Un Degas qui a ensuite mystérieusement disparu. Mais qui ressurgira peut-être puisqu’avec Céline, il semble que tout refasse surface, un jour ou l’autre.

Le Point

Qui était Edith Follet ?

Allons sur le « Petit Célinien « , le site de référence sur Céline où l’on touve quantité d’archives rares

On y apprend, dans un article de synthèse du 24 octobre 2011, qu’Edith et Louis Ferdinand se sont connus à Rennes où Louis-Ferdinand Destouches, pas encore l’écrivain Céline, a vécu de 1918 à 1924. L’article n’est pas signé, mais contient toutes les références de ses sources.

Louis Destouches a 24 ans quand il débarque du train en gare de Rennes, le 10 mars 1918. Il accompagne des philanthropes américains de la fondation Rockefeller venus en France lutter contre la tuberculose et ses ravages. La délégation reçoit un accueil solennel.

« les Rennais se massent des deux côtés du trajet jusqu’à la mairie où le maire reçoit les membres de la commission, présentés par le Dr Follet, président du comité départemental de lutte contre la tuberculose. »

Louis l’ex maréchal des logis cuirassier de 1914, « blessé au bras, médaille militaire et croix de guerre, ancien garde forestier au Cameroun, sans diplôme, est ravi de se frotter au milieu médical. » ajoute le Petit Célinien, qui poursuit :
« Le 11 mars, au cours de la séance inaugurale au théâtre de Rennes fait sa première conférence sur l’hygiène, avec un énorme trac, écrira-t-il plus tard. Dès le 12 mars, au cinéma Omnia, [1] devant un public féminin de jeunes filles du lycée, de l’école normale d’institutrices et de l’école primaire supérieure, il fait "une conférence extrêmement intéressante. Il a parlé avec une grande science de la question et avec un art goûté des plus fins connaisseurs", relate le journal. [2] Et il enchaîne les conférences : le 18 à la halle aux Toiles et à l’école de la rue de Paris, le 19 à la halle aux Toiles et à l’école de garçons du faubourg de Nantes. Devant les syndicats ouvriers il "recommande notamment une lutte énergique contre l’alcool, rappelant que c’est le lit où se couche la tuberculose"[…] »

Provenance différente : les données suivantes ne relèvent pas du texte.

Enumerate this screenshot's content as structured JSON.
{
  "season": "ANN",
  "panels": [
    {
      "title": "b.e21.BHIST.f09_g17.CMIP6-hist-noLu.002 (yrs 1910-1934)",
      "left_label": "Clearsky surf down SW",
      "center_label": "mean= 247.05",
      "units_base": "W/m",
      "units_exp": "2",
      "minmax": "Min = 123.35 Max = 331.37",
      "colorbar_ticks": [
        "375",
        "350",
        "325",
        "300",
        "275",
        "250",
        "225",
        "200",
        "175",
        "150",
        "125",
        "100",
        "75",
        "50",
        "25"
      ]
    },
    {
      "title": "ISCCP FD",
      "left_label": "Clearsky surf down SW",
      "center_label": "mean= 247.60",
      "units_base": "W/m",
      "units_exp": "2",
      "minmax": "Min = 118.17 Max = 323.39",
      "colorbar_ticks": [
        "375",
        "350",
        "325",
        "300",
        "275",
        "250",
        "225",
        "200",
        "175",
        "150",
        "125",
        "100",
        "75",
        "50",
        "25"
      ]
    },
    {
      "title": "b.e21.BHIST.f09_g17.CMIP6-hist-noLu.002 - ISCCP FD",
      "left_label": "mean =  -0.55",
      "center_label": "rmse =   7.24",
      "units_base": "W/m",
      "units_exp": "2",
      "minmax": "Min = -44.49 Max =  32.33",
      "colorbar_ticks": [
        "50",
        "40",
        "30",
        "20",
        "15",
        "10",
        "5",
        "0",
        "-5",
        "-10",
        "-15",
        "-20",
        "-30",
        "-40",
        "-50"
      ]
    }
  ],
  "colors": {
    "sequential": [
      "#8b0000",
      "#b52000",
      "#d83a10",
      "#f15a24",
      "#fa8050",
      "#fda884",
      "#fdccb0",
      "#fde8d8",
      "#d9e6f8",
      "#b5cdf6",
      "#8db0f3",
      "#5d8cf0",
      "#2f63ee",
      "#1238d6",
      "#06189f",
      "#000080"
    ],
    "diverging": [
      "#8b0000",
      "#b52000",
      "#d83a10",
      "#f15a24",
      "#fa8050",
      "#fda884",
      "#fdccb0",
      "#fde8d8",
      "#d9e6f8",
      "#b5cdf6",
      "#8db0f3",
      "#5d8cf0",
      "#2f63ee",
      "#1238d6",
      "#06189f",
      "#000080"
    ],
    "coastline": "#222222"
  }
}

Puis dans différents autres lieux dont le journal régional Ouest Eclair des 19, 22, 25 mars rend compte. Et le Petit Célinien de poursuivre :

« Le jeune homme a du bagout et de l’allure et plaît, notamment à Edith Follet, 19 ans, fille du docteur Athanase Follet. La jeune fille tombe amoureuse de l’orateur et Destouches est reçu [au domicile du docteur, dans son salon du 6 quai de Richemont. Le docteur est professeur de médecine, médecin à l’Hôtel-Dieu, chirurgien en chef à la clinique de la Sagesse, 17 quai d’Ille-et-Rance, et à l’hôpital militaire Ambroise-Paré avec aussi un cabinet médical, 3 rue Duguesclin.

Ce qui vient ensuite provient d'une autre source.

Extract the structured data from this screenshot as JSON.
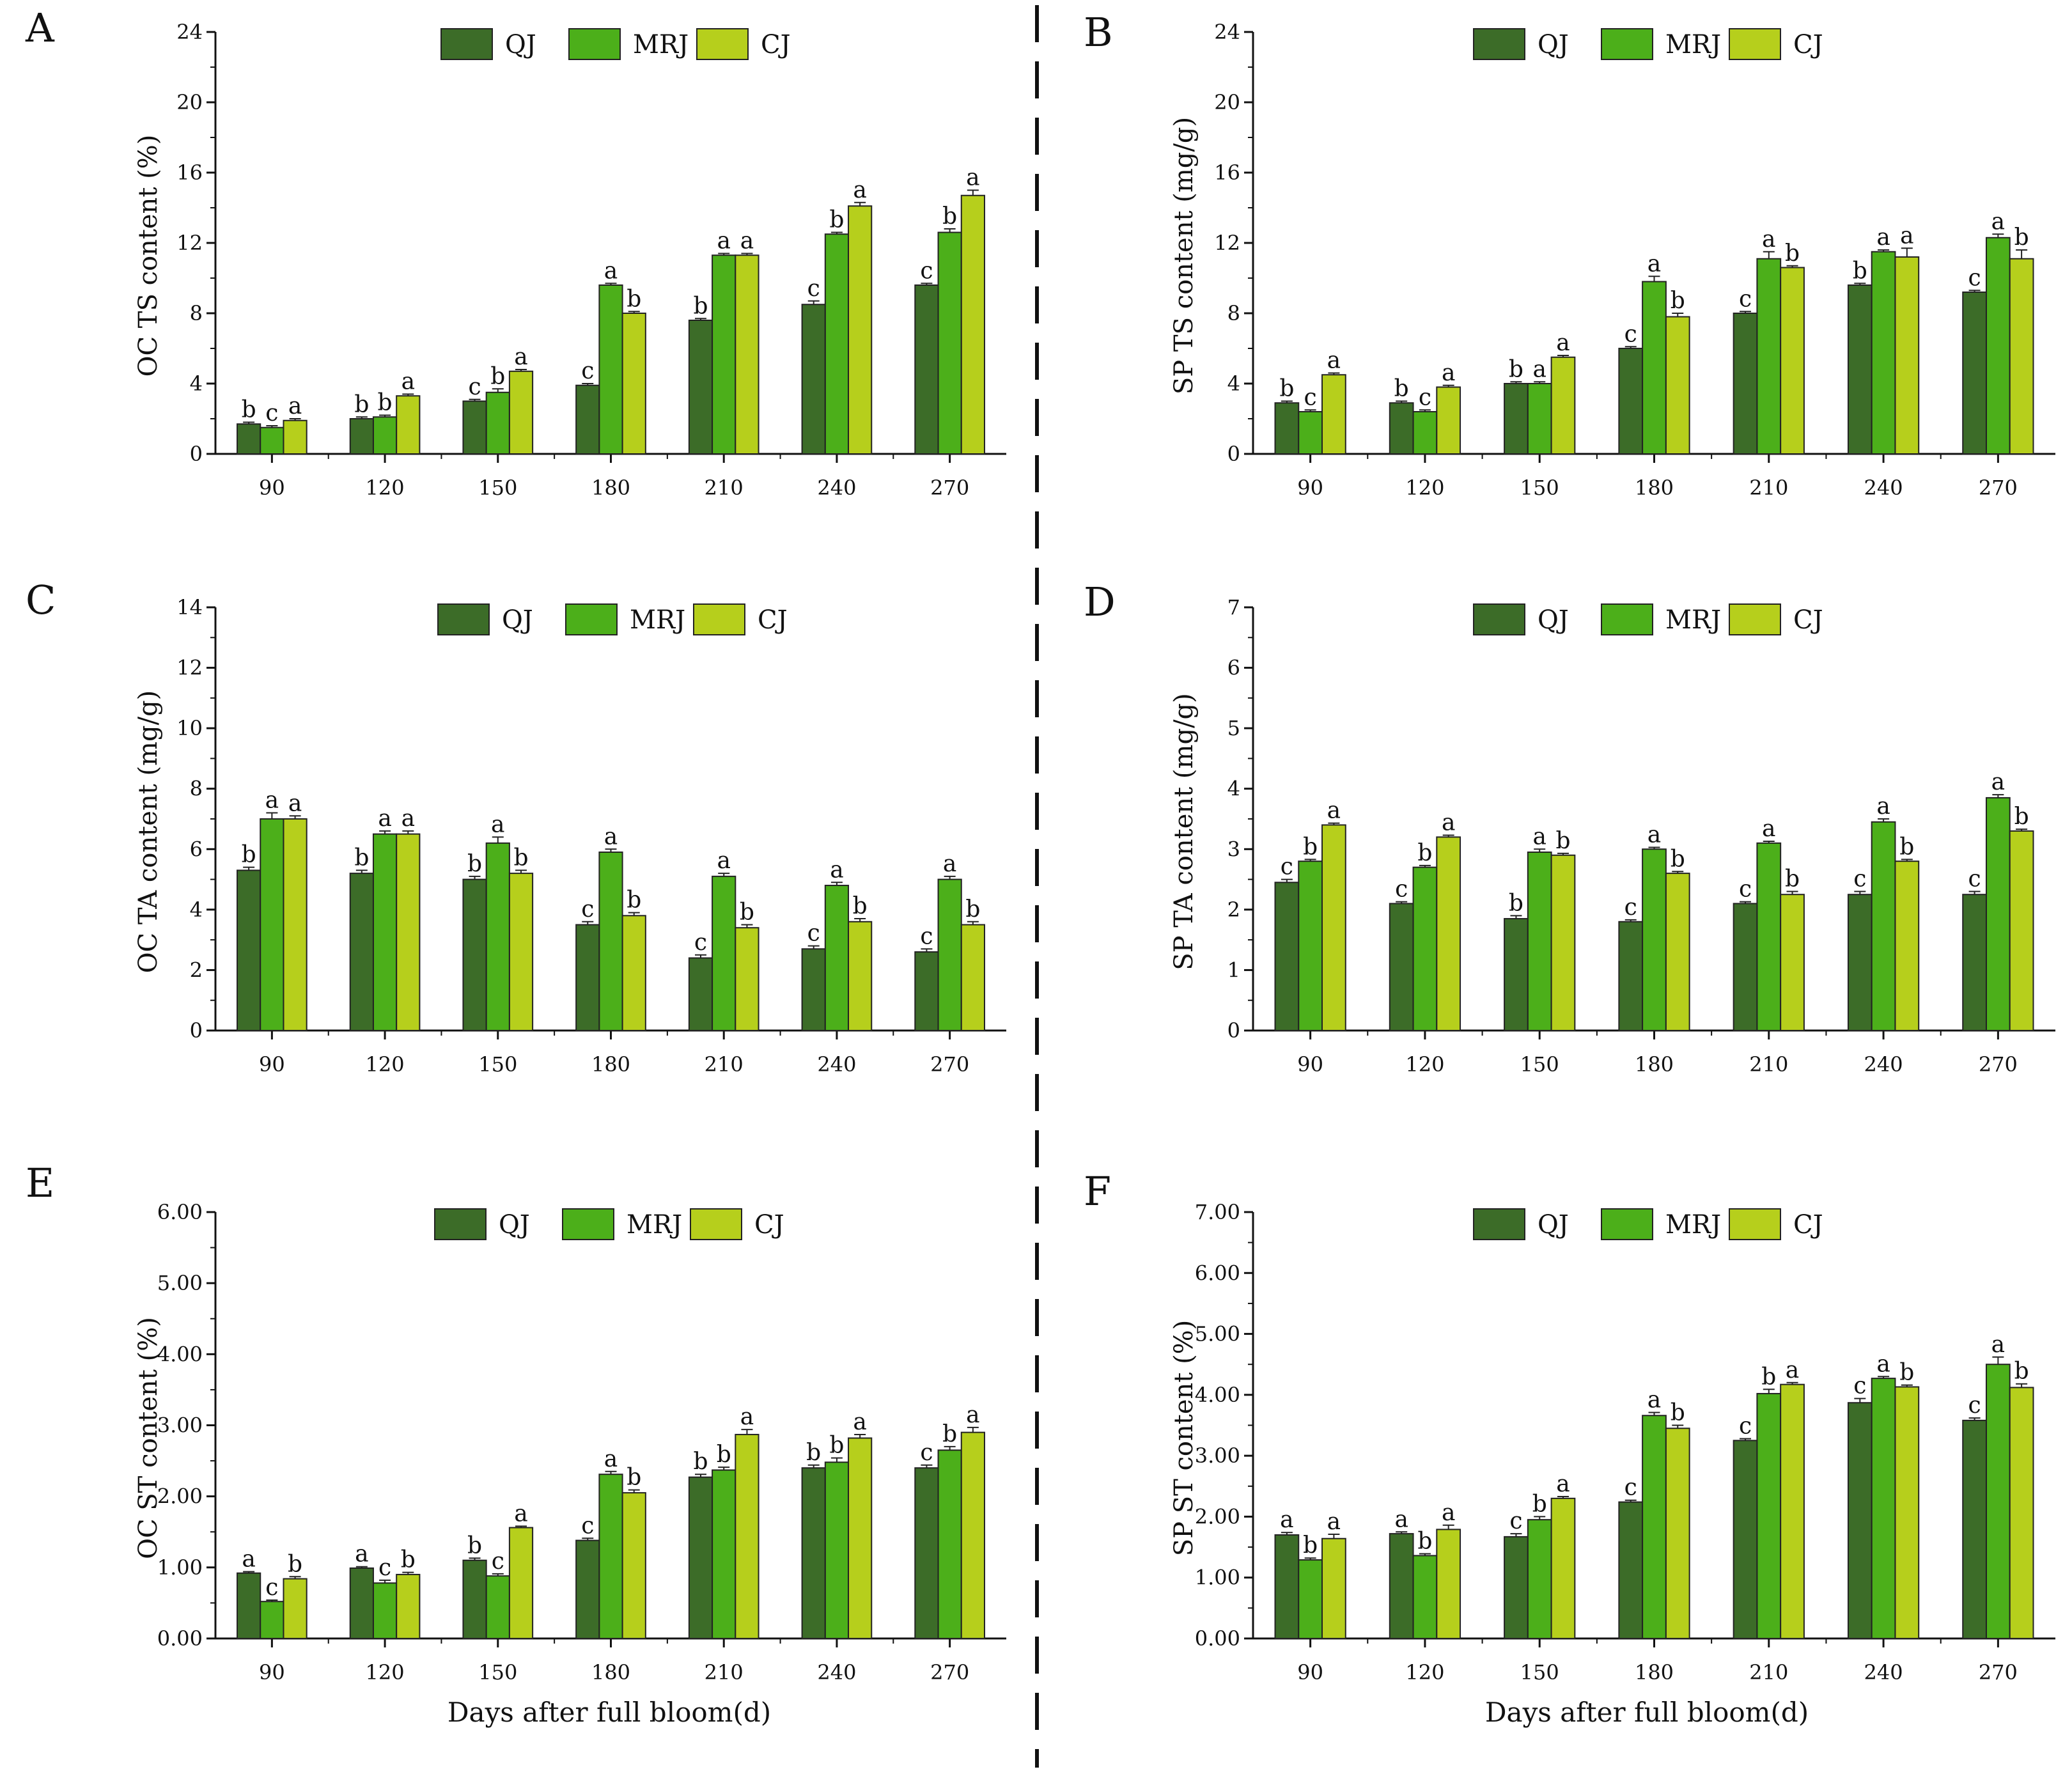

Après une soirée d’information à Montfort le 28 avril - avec séance de cinéma, le "brillant conférencier" poursuit la tournée dans le nord du département et les mois suivants jusque dans le Finistère. On parle mariage mais Louis doit passer son bachot et se remet au latin sous la direction du supérieur du collège Saint-Vincent, l’abbé Pihan. L’oncle de Louis est secrétaire de la Faculté de médecine de Paris et d’aucuns voient une relation avec la nomination du beau-père, le docteur Follet, au poste de directeur de l’Ecole de médecine de Rennes.


mariage de Louis Ferdinand Destouches avec Edith Follet le 10 août 1919 ..

.

Le 19 août 1919, Louis Destouches, le baratineur anticonformiste, épouse Edith Follet à Quintin et le couple, qui bénéficie en dot d’une pension viagère de 12 000 F., loge au rez-de-chaussée du 6 quai de Richemont et Louis étudie en face, à la Faculté des sciences où il obtient le certificat de physique, chimie et histoire naturelle. […]


Épouse Destouches. Édith Follet, vers 1920 ..

.

En 1920 naît Colette. Louis joue au tennis, monte à cheval, fait de la moto avec son épouse dans le side-car. Il fait médecine, fait des travaux au laboratoire de biologie marine de Roscoff, prépare sa thèse, remplace le docteur Porée, 5 quai Lamennais, l’été 1923, et soutien sa thèse à Paris le 1er mai 1924. […] Il remplace en mai-juin le Dr Cardot à son cabinet de Montfort-sur-Meu et celui-ci a estimé le jeune médecin peu consciencieux. Une plaque, apposée en 2004 sur la maison, évoque ce séjour.] Louis-Ferdinand Destouches (Céline) à Rennes et à Montfort (1918-1957), par Charles-Antoine Cardot ; Bulletin et mémoires de la Société archéologique et historique d’Ille-et-Vilaine. t. CVII-2003]]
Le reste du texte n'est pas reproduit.